I went to various state schools until the year before what was called the ‘scholarship year’ in Queensland. My father got a job in Ceylon, so I was sent off to a boarding school and enjoyed myself very much. Particularly, having realised that I was not terribly keen on the politically correct sports of cricket and football, I joined a mob of kids who took to gymnastics. We became quite good at it and became quite respectable in the eyes of the school, so life improved greatly after that.
The most important thing about the school was our maths teacher. He was a superb teacher and seemed to know the right balance between learning by rote and the understanding of something. To be honest, I don’t go along with the current philosophy that you have to understand something before you can learn it. I think, in most things in life, it is exactly the opposite. Particularly multiplication tables and things like that. If you don’t ‘learn to rote learn‘, you are missing a lot in life. That is my philosophy and I’m sticking to it! Anyway, it was his teaching that carried me through at least the first couple of years of university mathematics.
I went to university and majored in physics. I nearly failed the first year. I was living in St John’s College, and it was a great change from the constraints of a boarding school to the lack of constraints in a university college. I had a very good time. I can remember, in the middle of the physics exam at the end of the first year, suddenly realising that I could probably fail this subject, because I hadn’t done any work in it. But I just made it by the skin of my teeth.
I enjoyed university life, but I can’t really remember any of the lecturers or even the subjects much. I can remember that one of my pieces of luck was that my father had introduced me at an early age to a book called the Radio Amateurs Handbook. That was a superb book for teaching you the practicalities of electronics. In those days, if you didn’t know any electronics, you didn’t get very far in physics. Just the reading of that book when I had been a young teenager made a tremendous differ-ence as to what I could get away with in the university. Indeed, I got a high distinction in physics in my second year. That little incident where I nearly failed the first year was also fortunate because it gave me such a fright that I worked like stink for the rest of the two years. So things worked out all right in the end.

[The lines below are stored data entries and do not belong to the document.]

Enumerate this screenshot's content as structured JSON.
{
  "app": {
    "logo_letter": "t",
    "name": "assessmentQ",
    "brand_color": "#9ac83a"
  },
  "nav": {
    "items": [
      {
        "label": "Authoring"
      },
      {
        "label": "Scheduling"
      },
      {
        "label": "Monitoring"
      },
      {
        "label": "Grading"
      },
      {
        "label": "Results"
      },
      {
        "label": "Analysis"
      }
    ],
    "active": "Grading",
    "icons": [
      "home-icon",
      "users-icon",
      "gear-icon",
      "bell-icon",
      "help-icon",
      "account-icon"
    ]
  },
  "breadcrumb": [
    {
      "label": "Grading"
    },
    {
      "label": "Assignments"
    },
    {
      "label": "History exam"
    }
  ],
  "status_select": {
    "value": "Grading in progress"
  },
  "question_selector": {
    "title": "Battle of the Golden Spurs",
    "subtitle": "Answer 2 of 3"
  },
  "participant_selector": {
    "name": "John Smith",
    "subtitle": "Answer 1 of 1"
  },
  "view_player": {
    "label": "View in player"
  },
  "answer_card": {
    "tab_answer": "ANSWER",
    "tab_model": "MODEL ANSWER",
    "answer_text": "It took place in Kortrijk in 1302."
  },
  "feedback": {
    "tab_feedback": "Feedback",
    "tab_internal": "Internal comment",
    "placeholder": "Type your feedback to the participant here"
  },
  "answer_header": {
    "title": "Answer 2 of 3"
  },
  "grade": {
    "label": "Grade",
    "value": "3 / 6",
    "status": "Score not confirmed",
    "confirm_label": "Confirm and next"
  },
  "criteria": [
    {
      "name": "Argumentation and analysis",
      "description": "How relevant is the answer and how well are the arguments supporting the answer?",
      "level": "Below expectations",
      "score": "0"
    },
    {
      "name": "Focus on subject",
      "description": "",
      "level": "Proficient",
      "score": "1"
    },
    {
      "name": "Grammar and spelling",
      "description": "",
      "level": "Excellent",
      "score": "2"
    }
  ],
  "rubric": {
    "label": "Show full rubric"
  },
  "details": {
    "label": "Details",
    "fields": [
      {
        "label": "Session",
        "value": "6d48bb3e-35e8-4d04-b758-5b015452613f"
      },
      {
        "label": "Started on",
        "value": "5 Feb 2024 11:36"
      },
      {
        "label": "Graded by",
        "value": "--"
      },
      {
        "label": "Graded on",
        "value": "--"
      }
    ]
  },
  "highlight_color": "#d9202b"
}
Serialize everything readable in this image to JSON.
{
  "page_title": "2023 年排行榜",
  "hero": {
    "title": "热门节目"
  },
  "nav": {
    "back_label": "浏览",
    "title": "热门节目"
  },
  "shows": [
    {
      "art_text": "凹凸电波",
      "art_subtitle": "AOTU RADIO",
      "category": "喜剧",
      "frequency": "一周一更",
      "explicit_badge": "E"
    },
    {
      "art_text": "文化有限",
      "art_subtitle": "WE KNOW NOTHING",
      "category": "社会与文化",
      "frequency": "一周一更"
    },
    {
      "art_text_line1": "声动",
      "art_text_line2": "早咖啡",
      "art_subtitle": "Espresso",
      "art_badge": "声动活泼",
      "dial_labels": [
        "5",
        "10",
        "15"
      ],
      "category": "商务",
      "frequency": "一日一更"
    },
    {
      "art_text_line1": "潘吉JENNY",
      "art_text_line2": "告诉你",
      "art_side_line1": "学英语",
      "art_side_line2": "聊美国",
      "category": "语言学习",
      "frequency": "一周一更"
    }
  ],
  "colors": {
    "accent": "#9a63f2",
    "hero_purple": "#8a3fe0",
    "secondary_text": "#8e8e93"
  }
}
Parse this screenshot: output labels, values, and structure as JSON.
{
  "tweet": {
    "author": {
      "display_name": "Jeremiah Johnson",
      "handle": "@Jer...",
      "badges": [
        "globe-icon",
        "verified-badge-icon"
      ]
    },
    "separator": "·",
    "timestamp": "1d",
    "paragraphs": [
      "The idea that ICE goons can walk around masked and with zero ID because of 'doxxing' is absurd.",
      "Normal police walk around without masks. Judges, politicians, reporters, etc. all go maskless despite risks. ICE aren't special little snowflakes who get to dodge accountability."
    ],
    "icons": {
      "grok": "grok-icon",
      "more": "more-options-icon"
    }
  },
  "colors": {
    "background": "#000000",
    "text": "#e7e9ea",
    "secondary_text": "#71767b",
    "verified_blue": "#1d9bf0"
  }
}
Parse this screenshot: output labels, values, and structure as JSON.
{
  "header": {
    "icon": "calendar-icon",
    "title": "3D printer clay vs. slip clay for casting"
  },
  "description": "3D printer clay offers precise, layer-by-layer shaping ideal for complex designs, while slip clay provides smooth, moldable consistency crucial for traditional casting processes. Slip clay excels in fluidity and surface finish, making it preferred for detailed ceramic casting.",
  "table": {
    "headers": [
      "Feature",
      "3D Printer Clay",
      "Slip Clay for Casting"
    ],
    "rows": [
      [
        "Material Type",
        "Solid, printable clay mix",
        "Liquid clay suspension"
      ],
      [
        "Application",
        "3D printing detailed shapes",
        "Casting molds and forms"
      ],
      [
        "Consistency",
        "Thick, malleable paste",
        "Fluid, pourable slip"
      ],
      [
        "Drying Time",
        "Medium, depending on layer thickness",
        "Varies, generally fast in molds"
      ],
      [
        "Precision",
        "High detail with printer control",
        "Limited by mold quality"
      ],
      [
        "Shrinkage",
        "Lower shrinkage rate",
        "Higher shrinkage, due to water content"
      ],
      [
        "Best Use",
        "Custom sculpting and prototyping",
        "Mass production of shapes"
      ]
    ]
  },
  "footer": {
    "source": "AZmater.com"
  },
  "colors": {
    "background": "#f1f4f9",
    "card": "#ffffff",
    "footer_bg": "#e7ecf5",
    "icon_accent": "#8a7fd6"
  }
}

The other story I remember from my university days had to do with the very first chemistry practical class that I ever had. We were told by the tutors to be terribly honest about writing up what happened. The very first experiment was to produce aspirin. Mine turned out to be pink, and so they failed me on that day. I learnt then and there that, in order to get on in this world of the university chemistry school and, indeed, the physics school, you made sure that you got the right results in the physics and chemistry practical classes. I did, mostly by rigging the results. That sounds dreadful but, if you rig results, you really have to learn and know more about the subject than if you did the experiments straight. Because you have to learn to look at an experiment from all sorts of different directions. It was all very good training.